Tuning and Maintaining a Translation Memory
Translation memory databases need to be tuned and maintained from time to time as they are growing. This is a task that may potentially require automation, e.g. if you want to develop a scheduled task that performs a tuning operation on a TM at regular intervals.
About TM Tuning In SDL Trados Studio, the tuning options look as shown in the screenshot below:
Probably the most common tuning operation is the recomputation of the fuzzy index. As the TM grows more and more units get added to the database. To keep the fuzzy index lean and efficient, you should recompute the index at regular intervals, depending on how fast your TM grows. This ensures speed and accuracy of the TM. Through the API you can determine when the fuzzy index was last recomputed and whether recomputing is required / recommended. Based on this information you could then trigger an action to recompute the fuzzy index programmatically.
Moreover, there is a trade-off between accuracy and speed. This means that you may increase the search speed at the price of not retrieving certain lower fuzzy matches. On the other hand, you may want to get more low fuzzy matches at the price of slower TM lookups. For example, if your TM has become rather big (e.g. more than 200,000 units), and users are reporting that TM lookup operations have become slow, you may want to optimize the TM for speed. To be sure, this might mean that certain lower fuzzy matches will no longer be offered. On the other hand, in a big TM the likelihood of finding solutions is, of course, much bigger than in small TMs.

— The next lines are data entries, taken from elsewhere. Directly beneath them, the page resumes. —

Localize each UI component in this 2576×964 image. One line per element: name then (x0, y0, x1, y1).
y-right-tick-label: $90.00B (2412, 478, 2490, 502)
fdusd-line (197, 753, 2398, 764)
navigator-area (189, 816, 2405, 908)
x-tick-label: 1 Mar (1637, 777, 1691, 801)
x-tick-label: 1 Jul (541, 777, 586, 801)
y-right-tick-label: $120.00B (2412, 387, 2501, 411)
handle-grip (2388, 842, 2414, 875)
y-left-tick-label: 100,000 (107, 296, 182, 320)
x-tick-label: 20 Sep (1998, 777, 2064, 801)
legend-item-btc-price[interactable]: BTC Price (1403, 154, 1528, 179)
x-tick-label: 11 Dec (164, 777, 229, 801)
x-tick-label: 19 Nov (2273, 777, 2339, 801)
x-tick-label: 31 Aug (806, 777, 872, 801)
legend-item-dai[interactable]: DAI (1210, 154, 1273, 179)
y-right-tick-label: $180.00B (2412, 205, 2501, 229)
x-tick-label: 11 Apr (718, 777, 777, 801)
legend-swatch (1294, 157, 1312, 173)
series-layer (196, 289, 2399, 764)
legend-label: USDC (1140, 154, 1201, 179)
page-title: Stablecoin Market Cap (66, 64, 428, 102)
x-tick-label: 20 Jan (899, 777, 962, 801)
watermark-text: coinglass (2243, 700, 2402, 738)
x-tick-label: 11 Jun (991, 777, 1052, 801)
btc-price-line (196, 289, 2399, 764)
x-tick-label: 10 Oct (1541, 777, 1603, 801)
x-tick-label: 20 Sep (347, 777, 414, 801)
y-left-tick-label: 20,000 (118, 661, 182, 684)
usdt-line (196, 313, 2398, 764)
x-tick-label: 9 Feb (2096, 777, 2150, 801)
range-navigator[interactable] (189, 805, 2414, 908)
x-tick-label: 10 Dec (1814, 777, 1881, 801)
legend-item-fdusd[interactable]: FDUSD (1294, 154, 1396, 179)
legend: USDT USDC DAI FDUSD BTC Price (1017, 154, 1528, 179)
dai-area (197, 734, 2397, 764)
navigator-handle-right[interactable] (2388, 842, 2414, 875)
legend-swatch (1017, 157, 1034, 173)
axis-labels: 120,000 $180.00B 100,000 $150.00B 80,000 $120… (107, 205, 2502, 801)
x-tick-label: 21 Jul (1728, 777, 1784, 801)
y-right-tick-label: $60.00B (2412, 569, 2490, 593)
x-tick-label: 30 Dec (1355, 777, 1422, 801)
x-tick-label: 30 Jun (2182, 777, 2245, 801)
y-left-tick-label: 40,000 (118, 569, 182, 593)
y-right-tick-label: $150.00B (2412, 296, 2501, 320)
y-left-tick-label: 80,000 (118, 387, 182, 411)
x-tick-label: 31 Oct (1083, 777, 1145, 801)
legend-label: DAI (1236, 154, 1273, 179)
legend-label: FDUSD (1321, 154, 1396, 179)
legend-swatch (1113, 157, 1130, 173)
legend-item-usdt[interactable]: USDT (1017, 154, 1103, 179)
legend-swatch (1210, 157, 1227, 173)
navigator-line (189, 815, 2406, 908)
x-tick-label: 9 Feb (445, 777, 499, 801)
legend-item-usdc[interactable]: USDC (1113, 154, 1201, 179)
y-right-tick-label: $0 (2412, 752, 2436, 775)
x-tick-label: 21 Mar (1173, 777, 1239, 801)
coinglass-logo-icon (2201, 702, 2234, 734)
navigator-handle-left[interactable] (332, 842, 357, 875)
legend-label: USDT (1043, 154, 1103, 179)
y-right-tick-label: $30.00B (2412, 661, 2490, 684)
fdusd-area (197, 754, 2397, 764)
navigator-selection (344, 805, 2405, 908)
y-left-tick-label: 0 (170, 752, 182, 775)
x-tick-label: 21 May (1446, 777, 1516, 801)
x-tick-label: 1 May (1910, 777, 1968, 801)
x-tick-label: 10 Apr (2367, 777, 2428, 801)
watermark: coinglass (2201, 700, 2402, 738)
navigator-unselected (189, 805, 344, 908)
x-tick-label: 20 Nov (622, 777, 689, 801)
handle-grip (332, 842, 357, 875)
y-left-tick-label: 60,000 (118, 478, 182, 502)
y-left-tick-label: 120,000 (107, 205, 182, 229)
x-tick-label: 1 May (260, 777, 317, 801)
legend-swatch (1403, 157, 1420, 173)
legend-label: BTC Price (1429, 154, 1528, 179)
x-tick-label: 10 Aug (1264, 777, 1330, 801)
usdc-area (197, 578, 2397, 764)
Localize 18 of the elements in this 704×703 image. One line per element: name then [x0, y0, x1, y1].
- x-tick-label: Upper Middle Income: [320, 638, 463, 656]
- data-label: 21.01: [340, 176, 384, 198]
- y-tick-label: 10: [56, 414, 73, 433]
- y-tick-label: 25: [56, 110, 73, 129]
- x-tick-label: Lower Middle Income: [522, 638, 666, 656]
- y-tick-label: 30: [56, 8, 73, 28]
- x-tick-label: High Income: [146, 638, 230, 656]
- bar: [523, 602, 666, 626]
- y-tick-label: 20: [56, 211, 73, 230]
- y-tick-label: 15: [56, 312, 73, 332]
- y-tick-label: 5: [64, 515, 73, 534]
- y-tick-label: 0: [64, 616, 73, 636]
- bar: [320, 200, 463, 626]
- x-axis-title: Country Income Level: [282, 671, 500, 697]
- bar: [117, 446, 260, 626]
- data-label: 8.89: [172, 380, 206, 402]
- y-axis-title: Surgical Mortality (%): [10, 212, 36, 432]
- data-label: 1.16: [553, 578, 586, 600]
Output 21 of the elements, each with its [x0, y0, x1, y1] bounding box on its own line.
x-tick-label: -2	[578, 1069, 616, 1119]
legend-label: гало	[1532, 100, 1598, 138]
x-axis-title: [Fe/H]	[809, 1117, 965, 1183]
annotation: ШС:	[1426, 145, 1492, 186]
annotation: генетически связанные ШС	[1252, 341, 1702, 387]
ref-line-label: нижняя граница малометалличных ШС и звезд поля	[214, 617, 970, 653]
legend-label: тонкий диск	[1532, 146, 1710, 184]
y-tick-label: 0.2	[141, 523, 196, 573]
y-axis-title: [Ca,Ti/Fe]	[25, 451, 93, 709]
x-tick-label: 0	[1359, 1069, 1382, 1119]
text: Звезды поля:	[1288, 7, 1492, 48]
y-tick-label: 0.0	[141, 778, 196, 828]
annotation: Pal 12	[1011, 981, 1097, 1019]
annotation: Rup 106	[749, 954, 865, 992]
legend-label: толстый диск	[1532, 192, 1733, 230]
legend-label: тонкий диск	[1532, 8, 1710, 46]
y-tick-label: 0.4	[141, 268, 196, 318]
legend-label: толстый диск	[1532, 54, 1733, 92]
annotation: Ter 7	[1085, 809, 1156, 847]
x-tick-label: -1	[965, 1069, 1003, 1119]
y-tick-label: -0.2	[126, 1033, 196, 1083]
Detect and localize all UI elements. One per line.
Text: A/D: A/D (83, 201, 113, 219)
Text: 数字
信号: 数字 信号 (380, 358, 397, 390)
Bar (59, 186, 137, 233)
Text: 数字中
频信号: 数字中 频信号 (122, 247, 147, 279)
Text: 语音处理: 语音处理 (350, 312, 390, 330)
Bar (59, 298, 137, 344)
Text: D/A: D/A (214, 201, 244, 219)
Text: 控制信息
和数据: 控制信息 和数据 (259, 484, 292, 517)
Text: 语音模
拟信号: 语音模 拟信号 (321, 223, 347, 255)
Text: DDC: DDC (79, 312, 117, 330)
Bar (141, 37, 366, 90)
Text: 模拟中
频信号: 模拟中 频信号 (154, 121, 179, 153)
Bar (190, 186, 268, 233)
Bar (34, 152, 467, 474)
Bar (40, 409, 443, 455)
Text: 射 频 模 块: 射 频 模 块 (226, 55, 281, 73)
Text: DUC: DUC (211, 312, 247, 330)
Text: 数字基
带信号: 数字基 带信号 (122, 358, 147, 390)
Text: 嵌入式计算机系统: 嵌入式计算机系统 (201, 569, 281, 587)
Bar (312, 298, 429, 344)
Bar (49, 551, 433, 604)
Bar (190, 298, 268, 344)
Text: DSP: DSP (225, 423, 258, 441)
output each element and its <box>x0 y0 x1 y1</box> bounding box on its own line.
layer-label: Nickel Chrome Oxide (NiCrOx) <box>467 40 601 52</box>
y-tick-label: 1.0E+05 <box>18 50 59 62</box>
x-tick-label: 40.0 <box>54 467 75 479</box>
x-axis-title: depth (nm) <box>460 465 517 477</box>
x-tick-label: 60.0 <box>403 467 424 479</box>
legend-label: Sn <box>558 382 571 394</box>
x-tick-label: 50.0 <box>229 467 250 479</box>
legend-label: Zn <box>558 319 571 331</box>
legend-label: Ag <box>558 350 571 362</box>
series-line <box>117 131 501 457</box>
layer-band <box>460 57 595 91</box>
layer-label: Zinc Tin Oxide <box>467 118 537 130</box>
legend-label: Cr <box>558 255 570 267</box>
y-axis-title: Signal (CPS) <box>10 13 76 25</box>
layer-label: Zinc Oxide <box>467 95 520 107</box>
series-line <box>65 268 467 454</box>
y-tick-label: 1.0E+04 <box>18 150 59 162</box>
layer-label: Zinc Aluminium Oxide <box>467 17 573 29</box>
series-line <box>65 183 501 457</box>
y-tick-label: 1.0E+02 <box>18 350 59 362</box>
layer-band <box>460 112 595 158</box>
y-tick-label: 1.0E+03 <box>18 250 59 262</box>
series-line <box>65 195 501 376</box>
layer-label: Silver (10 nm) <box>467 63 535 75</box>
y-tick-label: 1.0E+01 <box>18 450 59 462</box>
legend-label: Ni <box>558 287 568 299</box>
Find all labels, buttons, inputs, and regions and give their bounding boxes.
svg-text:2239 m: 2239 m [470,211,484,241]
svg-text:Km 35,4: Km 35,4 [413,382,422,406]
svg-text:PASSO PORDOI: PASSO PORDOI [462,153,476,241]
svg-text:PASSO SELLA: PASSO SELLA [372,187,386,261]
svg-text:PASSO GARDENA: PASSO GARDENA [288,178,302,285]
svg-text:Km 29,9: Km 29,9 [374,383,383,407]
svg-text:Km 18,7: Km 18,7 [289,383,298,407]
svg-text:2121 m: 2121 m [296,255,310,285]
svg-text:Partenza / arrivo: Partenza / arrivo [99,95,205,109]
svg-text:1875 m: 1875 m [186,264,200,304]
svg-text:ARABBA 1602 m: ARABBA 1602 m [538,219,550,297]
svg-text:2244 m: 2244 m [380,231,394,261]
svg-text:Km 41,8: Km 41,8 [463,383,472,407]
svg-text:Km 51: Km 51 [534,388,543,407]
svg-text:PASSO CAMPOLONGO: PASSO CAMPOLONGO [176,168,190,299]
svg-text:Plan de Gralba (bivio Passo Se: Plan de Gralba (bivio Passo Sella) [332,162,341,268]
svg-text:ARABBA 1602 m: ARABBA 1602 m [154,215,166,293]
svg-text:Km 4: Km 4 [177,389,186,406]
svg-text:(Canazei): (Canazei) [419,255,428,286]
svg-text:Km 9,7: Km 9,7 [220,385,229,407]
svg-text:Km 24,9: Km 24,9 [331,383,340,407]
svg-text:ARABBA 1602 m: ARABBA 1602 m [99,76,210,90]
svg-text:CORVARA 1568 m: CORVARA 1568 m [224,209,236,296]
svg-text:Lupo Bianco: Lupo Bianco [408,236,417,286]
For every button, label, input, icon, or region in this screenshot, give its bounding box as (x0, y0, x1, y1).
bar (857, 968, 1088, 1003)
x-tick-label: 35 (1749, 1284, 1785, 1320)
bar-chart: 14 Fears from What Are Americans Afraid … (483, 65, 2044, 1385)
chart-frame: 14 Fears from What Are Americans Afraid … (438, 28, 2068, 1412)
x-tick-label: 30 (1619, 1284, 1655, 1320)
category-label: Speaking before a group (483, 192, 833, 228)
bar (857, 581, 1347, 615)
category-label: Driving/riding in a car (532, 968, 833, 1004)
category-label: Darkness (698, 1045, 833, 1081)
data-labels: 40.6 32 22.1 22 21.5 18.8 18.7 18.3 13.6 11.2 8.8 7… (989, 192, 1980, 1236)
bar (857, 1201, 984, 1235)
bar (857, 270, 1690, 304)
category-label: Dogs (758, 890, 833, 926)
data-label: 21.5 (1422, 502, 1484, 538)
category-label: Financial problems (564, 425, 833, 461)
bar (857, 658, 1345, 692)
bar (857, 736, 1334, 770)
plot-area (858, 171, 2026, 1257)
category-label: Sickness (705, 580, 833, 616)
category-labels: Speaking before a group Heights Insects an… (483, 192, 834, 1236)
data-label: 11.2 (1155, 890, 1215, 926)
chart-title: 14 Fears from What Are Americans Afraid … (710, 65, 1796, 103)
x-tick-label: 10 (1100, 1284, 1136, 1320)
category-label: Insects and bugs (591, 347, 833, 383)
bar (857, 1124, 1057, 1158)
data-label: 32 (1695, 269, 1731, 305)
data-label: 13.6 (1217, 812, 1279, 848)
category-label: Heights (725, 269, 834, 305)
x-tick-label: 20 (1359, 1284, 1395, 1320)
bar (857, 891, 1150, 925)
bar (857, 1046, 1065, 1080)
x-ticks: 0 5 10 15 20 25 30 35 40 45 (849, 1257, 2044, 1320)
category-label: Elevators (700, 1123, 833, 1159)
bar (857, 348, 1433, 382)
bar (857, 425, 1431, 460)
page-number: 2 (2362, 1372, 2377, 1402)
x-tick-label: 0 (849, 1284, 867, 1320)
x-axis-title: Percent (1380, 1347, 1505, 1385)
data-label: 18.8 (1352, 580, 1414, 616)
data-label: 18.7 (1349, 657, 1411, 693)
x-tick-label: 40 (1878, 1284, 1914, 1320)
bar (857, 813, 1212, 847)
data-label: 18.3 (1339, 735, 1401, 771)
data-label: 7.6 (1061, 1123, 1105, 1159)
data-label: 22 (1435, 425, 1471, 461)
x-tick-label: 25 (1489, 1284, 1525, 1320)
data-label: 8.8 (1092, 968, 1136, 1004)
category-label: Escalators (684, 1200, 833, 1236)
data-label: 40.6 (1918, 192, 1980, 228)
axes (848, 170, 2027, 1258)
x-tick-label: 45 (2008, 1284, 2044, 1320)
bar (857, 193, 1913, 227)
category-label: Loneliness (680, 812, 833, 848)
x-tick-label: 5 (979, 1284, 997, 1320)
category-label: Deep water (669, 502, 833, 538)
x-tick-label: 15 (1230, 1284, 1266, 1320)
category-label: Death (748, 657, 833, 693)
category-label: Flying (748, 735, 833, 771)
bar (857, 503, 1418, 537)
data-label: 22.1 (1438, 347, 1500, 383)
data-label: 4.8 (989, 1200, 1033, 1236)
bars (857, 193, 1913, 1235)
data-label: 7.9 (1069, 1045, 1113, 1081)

Through the API you can, for example, run scheduled scripts that recompute the fuzzy index on a regular basis to make sure that your TMs stay lean and efficient
Add a New Tuning Class
Start by adding new class called TmTuner
to your project. Next, implement a public function called TuneTm
, which takes the file name and path of the TM that should be tuned as string parameter. This function can be called as shown below:
TMTuner tuning = new TMTuner();
tuning.TuneTm(_translationMemoryFilePath);
We use the TuneTm
function to recompute the fuzzy index and to optimize the TM for speed through the RecomputeFuzzyIndexStatistics method as shown in the example below:
FileBasedTranslationMemory tm = new FileBasedTranslationMemory(tmPath);
tm.RecomputeFuzzyIndexStatistics();
tm.Save();
By applying the RecomputeFuzzyIndexStatistics method to the current TM you trigger the process that recomputes the index. Depending on the size of the TM this process can take some time. The MinScoreIncrease property can be set between 0 and 20. A value of 20 means that that the TM will be optimized for speed. Speeding up TM lookup operations is basically done by internally adding a percentage value between 0 and 20 to the minimum match score set in the application. Example: You have set the minimum score increase value to 10. The TM contains a 70% fuzzy match, which would normally offered to the user, as the default setting of SDL Trados Studio searches for TUs down to a fuzziness level of 70%. However, since the TM has been configured to always internally add a score value of 10, SDL Trados Studio will not go down to a fuzziness level of 70%, but will already stop searching at 80%. This means that the 70% match will not be offered to the user. However, in return, the lookup speed will be improved, as the TM is 'allowed' to limit itself to searches in the higher fuzzy range. Note that the lower the fuzzy value, the slower the search, as more differences need to be identified and computed. After tuning the TM, do not forget to apply the Save
method.
The TM API also allows you to determine when the fuzzy index was last recomputed and whether it is recommended to perform a recomputation. This information can be used, for example, to automatically recompute the fuzzy index when your implementation determines that doing so is recommended.
string stats;
stats = "Fuzzy index last recomputed at: " + tm.FuzzyIndexStatisticsRecomputedAt.Value.ToString();
stats += "; Fuzzy index needs to be recomuted: " + tm.ShouldRecomputeFuzzyIndexStatistics().ToString();
MessageBox.Show(stats);
Putting it All Together
Your complete class should now look as shown below:
namespace SDK.LanguagePlatform.Samples.TmAutomation
{
using System.Windows.Forms;
using Sdl.LanguagePlatform.TranslationMemoryApi;
public class TMTuner
{
public void TuneTm(string tmPath)
{
#region "tune"
FileBasedTranslationMemory tm = new FileBasedTranslationMemory(tmPath);
tm.RecomputeFuzzyIndexStatistics();
tm.Save();
#endregion
#region "stats"
string stats;
stats = "Fuzzy index last recomputed at: " + tm.FuzzyIndexStatisticsRecomputedAt.Value.ToString();
stats += "; Fuzzy index needs to be recomuted: " + tm.ShouldRecomputeFuzzyIndexStatistics().ToString();
MessageBox.Show(stats);
#endregion
}
}
}